Which Option Is Right for You?
Choose separate maintenance if you need to preserve health insurance, retain marital-status benefits, or have religious objections to divorce while still legally dividing property and arranging support. Choose divorce if you want to legally end the marriage, remarry in the future, or achieve a clean financial break. Both cost $175-$255 to file in 2026 and follow the same 60-day or 6-month waiting periods.
The decision turns less on cost or procedure—which are nearly identical—and more on the desired end state of the marriage. Separate maintenance suits couples who want full legal resolution of property, debt, custody, and support but have a concrete reason to stay married, most often health insurance or Social Security spousal benefits.

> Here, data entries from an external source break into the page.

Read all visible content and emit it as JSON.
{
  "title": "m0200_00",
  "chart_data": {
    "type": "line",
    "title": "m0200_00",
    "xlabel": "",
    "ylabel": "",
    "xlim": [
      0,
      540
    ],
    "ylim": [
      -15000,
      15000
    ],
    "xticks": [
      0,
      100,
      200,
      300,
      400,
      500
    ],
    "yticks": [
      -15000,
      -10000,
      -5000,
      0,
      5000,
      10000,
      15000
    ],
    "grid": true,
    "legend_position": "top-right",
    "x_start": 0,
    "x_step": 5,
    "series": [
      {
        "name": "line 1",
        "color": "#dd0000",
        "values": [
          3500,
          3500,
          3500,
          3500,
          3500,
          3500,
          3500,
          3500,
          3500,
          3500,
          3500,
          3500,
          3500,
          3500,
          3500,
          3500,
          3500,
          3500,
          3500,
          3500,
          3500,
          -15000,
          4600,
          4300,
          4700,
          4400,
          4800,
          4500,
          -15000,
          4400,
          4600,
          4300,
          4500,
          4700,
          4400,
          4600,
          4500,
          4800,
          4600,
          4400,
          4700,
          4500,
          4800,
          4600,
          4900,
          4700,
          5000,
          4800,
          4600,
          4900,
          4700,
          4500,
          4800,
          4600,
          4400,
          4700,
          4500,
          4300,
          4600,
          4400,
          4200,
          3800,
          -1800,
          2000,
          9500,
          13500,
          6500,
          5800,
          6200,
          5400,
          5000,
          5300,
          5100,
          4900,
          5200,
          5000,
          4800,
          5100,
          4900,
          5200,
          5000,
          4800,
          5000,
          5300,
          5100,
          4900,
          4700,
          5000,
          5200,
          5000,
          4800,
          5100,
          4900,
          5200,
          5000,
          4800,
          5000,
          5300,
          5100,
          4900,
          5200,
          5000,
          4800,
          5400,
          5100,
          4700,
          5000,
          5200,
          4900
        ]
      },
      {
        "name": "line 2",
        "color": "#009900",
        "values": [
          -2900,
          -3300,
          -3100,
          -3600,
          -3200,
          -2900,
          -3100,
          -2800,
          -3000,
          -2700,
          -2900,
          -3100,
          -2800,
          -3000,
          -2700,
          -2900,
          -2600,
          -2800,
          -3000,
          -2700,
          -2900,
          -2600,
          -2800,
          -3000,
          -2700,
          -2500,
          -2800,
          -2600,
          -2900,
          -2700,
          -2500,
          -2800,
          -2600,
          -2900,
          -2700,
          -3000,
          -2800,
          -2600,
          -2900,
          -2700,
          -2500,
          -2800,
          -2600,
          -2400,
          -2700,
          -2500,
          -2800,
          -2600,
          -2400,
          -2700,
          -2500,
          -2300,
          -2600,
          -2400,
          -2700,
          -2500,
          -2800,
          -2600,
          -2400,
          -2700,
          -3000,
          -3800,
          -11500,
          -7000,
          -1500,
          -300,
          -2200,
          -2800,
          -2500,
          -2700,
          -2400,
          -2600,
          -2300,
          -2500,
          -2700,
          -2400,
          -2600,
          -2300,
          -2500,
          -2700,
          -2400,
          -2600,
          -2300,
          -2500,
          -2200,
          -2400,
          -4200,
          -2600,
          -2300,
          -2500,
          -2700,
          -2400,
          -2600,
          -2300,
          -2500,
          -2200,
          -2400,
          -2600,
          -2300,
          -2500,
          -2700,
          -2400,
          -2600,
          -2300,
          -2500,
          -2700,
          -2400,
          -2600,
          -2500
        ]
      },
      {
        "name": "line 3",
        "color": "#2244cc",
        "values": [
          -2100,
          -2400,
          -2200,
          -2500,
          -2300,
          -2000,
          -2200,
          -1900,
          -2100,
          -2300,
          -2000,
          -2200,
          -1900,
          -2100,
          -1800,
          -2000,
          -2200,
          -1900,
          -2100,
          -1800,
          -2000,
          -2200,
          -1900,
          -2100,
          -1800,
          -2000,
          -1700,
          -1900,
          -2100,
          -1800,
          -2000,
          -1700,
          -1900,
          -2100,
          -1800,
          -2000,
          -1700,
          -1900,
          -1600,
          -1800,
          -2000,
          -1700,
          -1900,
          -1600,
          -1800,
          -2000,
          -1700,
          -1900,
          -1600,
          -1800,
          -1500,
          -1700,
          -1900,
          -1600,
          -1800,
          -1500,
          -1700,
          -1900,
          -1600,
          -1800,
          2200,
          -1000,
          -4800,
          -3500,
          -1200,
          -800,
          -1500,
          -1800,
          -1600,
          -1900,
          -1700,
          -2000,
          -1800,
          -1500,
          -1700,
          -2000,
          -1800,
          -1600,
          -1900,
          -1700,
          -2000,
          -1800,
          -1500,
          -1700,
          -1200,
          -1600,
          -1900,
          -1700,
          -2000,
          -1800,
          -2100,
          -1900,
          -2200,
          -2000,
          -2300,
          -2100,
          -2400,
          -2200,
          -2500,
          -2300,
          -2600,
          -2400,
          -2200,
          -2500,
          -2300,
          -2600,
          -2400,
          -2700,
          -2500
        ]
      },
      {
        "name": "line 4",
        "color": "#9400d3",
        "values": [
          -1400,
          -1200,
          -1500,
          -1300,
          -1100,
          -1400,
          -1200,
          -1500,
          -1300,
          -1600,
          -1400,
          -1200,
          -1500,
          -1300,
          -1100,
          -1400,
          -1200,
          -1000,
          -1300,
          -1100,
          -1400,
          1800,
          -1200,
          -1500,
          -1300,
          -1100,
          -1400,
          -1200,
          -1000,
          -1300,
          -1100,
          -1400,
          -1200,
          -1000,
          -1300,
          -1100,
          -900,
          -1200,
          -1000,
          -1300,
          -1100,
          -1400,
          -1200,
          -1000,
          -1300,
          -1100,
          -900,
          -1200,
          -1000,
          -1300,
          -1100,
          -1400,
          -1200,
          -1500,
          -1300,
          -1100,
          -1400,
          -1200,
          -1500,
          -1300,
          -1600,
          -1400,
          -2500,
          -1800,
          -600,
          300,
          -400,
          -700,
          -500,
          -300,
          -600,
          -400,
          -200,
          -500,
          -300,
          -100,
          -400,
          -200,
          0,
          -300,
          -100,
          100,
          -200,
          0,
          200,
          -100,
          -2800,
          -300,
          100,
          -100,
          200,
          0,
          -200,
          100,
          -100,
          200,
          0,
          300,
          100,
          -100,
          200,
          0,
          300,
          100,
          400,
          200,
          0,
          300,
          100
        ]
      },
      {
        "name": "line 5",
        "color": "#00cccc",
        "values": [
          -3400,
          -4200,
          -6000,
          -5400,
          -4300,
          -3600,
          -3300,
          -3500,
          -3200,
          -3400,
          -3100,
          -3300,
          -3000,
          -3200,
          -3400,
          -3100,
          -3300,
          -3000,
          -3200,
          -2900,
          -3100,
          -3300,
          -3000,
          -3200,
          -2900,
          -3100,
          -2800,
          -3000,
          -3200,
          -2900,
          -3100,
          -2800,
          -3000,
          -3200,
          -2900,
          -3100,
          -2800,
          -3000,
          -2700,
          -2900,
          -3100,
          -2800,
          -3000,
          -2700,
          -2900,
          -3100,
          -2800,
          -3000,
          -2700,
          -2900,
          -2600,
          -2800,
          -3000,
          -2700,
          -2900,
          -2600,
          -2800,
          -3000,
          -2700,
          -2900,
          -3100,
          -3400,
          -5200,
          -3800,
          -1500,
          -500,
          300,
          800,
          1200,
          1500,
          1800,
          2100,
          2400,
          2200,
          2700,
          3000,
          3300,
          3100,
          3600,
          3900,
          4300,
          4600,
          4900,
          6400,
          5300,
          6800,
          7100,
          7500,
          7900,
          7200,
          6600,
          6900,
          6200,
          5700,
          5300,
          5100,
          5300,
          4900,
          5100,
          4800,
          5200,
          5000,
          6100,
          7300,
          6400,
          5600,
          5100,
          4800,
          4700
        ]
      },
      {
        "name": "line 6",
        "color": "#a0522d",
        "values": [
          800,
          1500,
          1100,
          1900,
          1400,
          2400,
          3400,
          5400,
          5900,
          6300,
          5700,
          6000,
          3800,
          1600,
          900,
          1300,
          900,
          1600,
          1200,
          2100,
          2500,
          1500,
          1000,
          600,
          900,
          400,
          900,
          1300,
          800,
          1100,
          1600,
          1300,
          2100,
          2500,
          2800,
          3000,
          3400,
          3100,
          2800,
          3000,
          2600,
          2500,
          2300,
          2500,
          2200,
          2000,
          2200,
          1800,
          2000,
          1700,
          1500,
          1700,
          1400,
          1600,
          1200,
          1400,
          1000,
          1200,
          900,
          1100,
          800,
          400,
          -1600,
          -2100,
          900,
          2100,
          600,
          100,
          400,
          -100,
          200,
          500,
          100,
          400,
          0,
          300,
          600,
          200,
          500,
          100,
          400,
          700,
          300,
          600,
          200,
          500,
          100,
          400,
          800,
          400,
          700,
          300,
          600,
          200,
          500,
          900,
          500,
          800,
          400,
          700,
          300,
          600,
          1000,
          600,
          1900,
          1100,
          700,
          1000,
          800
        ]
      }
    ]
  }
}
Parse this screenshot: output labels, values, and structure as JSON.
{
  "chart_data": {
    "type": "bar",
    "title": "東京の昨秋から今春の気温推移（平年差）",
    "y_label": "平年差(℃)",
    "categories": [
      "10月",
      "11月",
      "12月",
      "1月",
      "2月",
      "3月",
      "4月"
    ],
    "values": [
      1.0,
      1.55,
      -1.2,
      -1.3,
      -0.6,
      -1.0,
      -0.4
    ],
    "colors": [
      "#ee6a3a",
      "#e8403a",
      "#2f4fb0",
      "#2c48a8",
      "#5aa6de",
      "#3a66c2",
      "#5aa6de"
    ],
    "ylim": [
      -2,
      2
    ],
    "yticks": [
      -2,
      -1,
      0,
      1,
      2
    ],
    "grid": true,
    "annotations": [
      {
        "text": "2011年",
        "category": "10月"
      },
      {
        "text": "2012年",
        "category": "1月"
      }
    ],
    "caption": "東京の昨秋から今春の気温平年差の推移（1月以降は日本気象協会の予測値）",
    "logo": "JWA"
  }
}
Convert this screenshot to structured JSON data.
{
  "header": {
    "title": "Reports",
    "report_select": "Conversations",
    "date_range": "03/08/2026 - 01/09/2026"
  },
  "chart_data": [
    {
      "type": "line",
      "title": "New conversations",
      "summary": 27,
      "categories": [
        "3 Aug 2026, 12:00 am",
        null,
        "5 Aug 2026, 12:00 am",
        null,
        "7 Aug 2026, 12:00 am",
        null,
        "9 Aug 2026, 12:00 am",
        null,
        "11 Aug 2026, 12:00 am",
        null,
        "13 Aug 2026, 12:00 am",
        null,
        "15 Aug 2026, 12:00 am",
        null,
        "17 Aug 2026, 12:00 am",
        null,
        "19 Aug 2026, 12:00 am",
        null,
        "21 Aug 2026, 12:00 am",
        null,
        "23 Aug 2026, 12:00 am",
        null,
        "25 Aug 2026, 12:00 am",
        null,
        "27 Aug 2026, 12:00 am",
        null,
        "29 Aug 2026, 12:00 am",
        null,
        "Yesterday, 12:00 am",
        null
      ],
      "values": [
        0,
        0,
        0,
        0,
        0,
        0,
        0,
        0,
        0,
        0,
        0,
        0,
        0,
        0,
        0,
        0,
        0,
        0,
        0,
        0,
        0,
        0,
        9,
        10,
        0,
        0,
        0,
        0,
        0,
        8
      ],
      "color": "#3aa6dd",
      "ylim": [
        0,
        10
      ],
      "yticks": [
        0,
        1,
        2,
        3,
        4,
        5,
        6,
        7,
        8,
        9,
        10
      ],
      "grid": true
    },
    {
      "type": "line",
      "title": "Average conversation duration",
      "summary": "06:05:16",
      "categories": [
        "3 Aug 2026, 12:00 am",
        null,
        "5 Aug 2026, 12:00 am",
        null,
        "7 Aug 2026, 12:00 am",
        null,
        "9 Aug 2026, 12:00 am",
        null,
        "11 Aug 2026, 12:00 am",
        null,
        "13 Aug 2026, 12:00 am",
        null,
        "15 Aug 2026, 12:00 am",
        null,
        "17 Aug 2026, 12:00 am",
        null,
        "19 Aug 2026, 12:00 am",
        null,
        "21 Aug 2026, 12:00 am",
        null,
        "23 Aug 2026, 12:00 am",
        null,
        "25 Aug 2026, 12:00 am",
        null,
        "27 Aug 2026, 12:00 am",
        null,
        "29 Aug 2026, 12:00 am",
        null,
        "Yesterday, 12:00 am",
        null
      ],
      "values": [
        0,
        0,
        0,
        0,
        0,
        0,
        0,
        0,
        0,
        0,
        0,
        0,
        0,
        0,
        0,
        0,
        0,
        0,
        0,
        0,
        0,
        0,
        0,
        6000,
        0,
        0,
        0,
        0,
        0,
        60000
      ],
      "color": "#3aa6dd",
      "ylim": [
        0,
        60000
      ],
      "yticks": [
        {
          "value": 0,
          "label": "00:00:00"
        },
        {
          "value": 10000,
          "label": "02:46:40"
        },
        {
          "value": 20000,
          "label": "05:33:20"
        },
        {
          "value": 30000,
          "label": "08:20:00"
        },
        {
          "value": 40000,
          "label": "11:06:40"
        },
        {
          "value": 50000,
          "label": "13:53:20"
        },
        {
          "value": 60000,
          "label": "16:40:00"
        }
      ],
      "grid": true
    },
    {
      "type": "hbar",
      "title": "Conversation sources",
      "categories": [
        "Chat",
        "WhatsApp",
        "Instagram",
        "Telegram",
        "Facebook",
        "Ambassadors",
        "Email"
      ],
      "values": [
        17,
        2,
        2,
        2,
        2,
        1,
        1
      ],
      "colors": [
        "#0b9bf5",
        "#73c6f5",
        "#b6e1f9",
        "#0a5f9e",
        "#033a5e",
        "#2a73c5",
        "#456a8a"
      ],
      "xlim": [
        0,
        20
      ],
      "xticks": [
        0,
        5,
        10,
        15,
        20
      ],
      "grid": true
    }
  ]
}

Divorce suits couples who want finality and the freedom to remarry. Be aware that separate maintenance offers no faster timeline, no lower filing fee, and no escape from the 180-day residency rule. Because either spouse can convert a pending separate maintenance case into a divorce by counterclaim, a person who wants to remain only separated cannot guarantee that outcome if the other spouse insists on divorce. Given how consequential—and often final—the property decisions are, consult a licensed Michigan family law attorney and your insurer before deciding.